Gen Z Against the State: Democracy in Crisis in Madagascar
HBS | Heinrich-Böll-Stiftung contributes with “Gen Z: Voices of a Global Generation,” accessible at https://www.boell.de/en/gen-z-voices-global-generation, a series of analytical papers that look at contemporary youth political agency across diverse political and geographic contexts. Taken together, these contributions move beyond descriptive accounts of youth protest to interrogate how Gen Z–driven mobilisation is reshaping repertoires of resistance, democratic claims-making, and state–society relations, particularly in contexts marked by institutional fragility, shrinking civic space, and contested legitimacy.
Across the selected papers, youth political engagement emerges not as episodic or symbolic participation, but as a structurally embedded form of political action shaped by digital infrastructures, intergenerational solidarities, and lived experiences of exclusion and precarity. At the same time, the papers collectively highlight a persistent tension between the intensity of mobilisation and the durability of political transformation, raising questions about how far digitally enabled, decentralised movements can translate visibility and disruption into sustained institutional reform.

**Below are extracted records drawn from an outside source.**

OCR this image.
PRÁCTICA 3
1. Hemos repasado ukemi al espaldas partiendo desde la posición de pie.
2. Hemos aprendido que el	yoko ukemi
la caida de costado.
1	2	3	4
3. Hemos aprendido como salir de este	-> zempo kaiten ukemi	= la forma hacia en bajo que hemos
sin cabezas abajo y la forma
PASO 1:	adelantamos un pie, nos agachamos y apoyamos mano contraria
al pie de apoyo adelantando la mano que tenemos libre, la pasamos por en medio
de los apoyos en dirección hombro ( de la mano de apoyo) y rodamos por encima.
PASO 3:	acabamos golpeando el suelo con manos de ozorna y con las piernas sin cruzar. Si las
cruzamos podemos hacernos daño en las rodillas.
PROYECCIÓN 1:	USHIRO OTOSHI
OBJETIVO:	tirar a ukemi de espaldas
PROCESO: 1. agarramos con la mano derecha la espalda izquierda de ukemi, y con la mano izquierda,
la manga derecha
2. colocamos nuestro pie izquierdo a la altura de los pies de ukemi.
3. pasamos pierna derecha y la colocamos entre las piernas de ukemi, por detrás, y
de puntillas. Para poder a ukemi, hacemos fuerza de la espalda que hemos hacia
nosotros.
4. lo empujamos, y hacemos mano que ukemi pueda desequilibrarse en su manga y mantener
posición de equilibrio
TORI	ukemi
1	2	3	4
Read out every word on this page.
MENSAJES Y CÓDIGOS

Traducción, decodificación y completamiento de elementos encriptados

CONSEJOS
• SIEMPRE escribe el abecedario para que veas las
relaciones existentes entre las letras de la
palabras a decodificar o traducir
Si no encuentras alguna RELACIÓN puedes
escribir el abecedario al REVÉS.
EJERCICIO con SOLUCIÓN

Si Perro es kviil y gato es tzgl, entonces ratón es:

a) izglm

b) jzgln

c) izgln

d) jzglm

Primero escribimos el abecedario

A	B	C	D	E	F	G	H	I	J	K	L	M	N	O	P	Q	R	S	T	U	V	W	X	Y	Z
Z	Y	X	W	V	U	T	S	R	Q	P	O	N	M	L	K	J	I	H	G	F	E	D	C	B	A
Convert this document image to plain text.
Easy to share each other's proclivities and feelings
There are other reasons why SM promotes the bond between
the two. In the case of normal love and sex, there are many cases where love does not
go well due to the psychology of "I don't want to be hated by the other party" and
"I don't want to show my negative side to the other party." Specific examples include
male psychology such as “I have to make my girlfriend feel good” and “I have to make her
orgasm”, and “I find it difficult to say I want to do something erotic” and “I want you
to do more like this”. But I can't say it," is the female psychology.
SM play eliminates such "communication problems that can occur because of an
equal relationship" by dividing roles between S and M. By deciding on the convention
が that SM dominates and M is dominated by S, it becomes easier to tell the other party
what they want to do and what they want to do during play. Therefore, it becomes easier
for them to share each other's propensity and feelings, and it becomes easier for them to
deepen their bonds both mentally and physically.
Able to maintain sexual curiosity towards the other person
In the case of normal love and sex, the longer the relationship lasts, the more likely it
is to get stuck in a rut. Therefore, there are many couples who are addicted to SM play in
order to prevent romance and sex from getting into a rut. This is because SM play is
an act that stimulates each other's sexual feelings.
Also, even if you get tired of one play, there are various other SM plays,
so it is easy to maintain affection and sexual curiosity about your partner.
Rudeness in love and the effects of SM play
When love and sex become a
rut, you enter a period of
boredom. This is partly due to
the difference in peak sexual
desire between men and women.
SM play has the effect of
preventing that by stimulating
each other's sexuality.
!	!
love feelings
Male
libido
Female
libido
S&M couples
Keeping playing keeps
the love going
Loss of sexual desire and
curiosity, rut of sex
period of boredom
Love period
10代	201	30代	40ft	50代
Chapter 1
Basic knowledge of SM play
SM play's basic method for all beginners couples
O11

Human rights advocate and scholar Lakshita Kanhiya’s paper, “Gen Z Against the State: Democracy in Crisis in Madagascar Youth Resistance Amid Institutional and Regional Failures” analyses Madagascar’s 2025 youth-led uprising as a response to compounded governance failure, infrastructural collapse and existential precarity. It underscores how protest becomes both necessity and political expression in fragile contexts, while also revealing the limits of disruption in the absence of institutional accountability, civilian oversight, and coherent post-uprising transitions.